Keeshana, age 4, was difficult to understand and struggled in learning early literacy skills. After 2 semesters of work with graduate students and idea sharing by the Clinical Instructor with the teacher, Keeshana has fewer problematic sound errors, is more understandable, and is much more engaged in early literacy lessons. For Keeshana, implementation of the See the Sound/Visual Phonics strategy provided an acceptable way to move and actively use her body while learning, and opened the door to the magic of letter names and sounds.
Ginny, age 10, came to the RiteCare Clinic after several years of speech therapy in her local school for a distorted R sound. Her progress had been minimal through the years and most of her R sounds remained distorted. As a result of innovative therapy techniques for skill training, awareness building, and behavior change, Ginny was released after only 4 months of treatment.
The partnering of St. Ambrose University Master of Speech-Language Pathology Program with Friendly House preschool programs and an affiliated daycare center in Davenport, IA has been beneficial to the preschool programs, while at the same time, providing invaluable experiences for graduate students in speech-language therapy and early literacy skill development.

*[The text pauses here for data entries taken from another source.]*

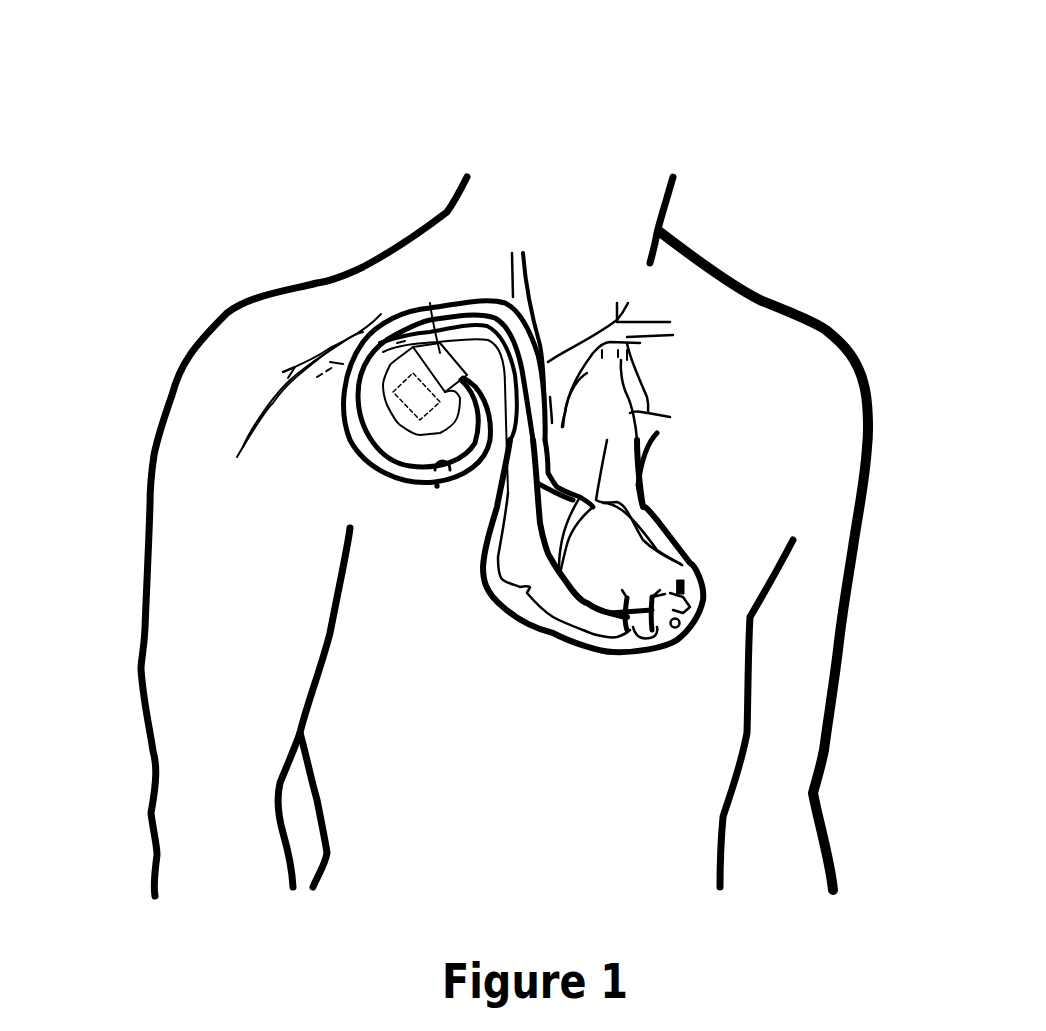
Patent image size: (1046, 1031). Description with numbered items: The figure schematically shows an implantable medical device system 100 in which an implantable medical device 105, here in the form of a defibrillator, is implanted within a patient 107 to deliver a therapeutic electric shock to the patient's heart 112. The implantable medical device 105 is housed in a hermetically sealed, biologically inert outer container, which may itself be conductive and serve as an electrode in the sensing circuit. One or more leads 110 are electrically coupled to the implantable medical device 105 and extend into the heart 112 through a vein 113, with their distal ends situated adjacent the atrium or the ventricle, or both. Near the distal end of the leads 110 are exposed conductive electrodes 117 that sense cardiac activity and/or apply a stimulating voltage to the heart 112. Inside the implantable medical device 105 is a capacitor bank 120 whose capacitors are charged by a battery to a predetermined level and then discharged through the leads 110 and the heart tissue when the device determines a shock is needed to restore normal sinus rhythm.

The implantable medical device system 100 is at (585, 138).
The implantable medical device 105 is at (397, 422).
The patient 107 is at (823, 333).
The leads 110 is at (440, 488).
The heart 112 is at (636, 652).
The vein 113 is at (355, 340).
The electrodes 117 is at (680, 580).
The capacitor bank 120 is at (395, 413).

The Friendly House Program Assistant Director shared these comments: “We are extremely grateful for the expertise the St. Ambrose students bring to our programs. Since 2009, they have provided prevention, enrichment, assessment and treatment to children enrolled at our two sites. This adds quality to our programs that we could not afford if we had to purchase these services, as well as offering a real life, real kid experience which is extremely valuable for the (St. Ambrose) students.”